Friday, January 25, 2013

Credit: Graham Coreil-Allen / Flickr / Creative CommonsLast week on The Lines Between Us, we looked at how unemployment affects not just individuals, but communities. The week before, we looked at the path to employment: how to match the unemployed to the jobs that are available. This week, we’re also looking at the path to employment, but we’re taking the phrase more literally: how do we get people to the jobs and job training that are available.

There are many places, and many job opportunities, in the Baltimore metro area that you can’t  reach by public transit. So, does mass transit erase the lines between people who can afford cars and people who can’t? And, how can we connect where the jobs are with where people live?

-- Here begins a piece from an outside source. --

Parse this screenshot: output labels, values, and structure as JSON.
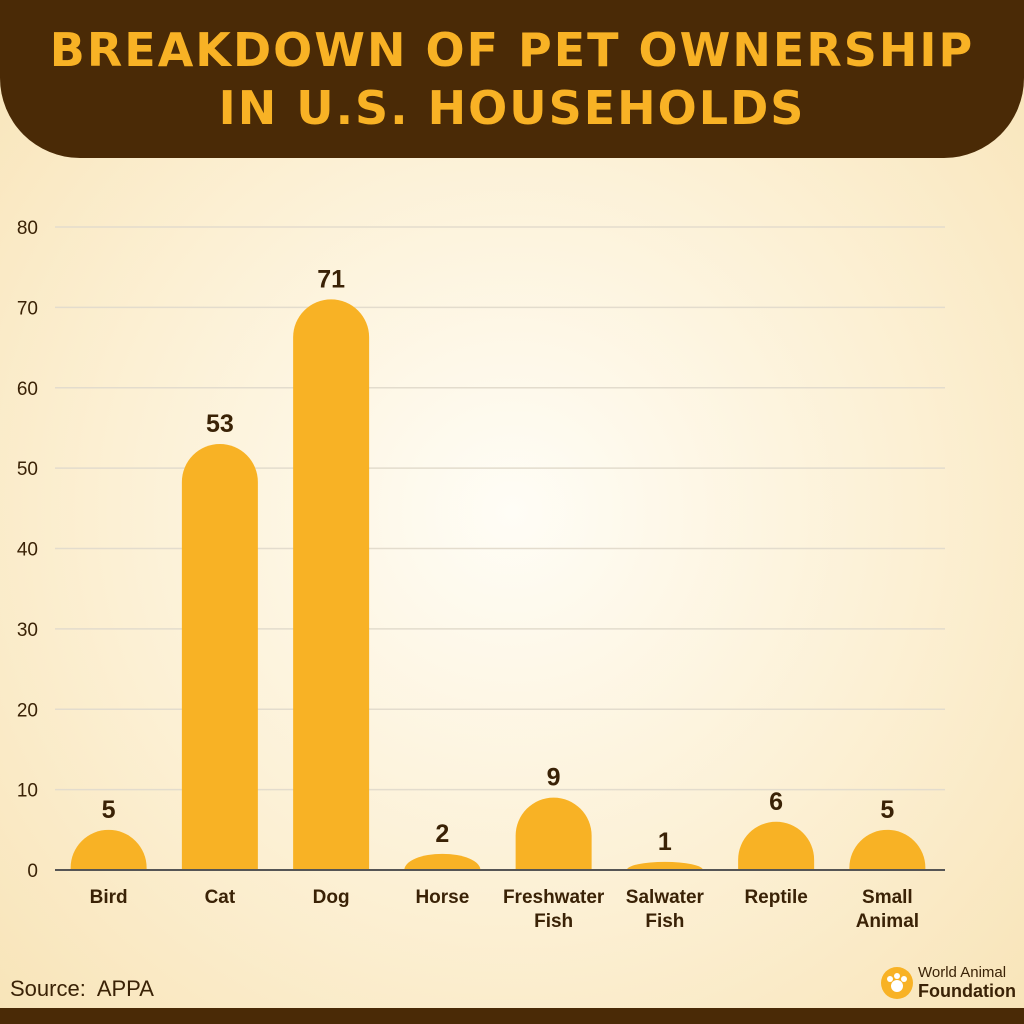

Adie Tomer, a Senior Research Associate at the Brookings Institution, joins us to talk about a report on how public transit and job opportunities match up in the 100 largest metro areas of the United States. And, we ask Michael Walk, Acting Director of Service Development for the Maryland Transit Administration, how the MTA connects low-income neighborhoods with jobs across the region.

Then, common financial knowledge dictates certain things are essential to building wealth and establishing a financial future. Among these suggestions: Owning a home and/or car, having money in a savings account, and contributing to a 401K. But what about those who rent, take public transportation, work part-time, or those who don’t even have a savings account? How do low-income or moderate-income individuals build assets?

To discuss some of the challenges that may prevent individuals from building wealth, Tom talks to Althea Saunders-Ranniar, the director of financial services at “Our Money Place.” The non-profit is a program of the Bon Secours Working Family Initiative.
For many people, receiving a tax refund presents an opportunity to get ahead financially. How can that one-time windfall impact one’s financial future? Sara Johnson, executive director of “Baltimore CASH Campaign” talks to Tom about the ways in which individuals of various income brackets can invest their refund to benefit their future.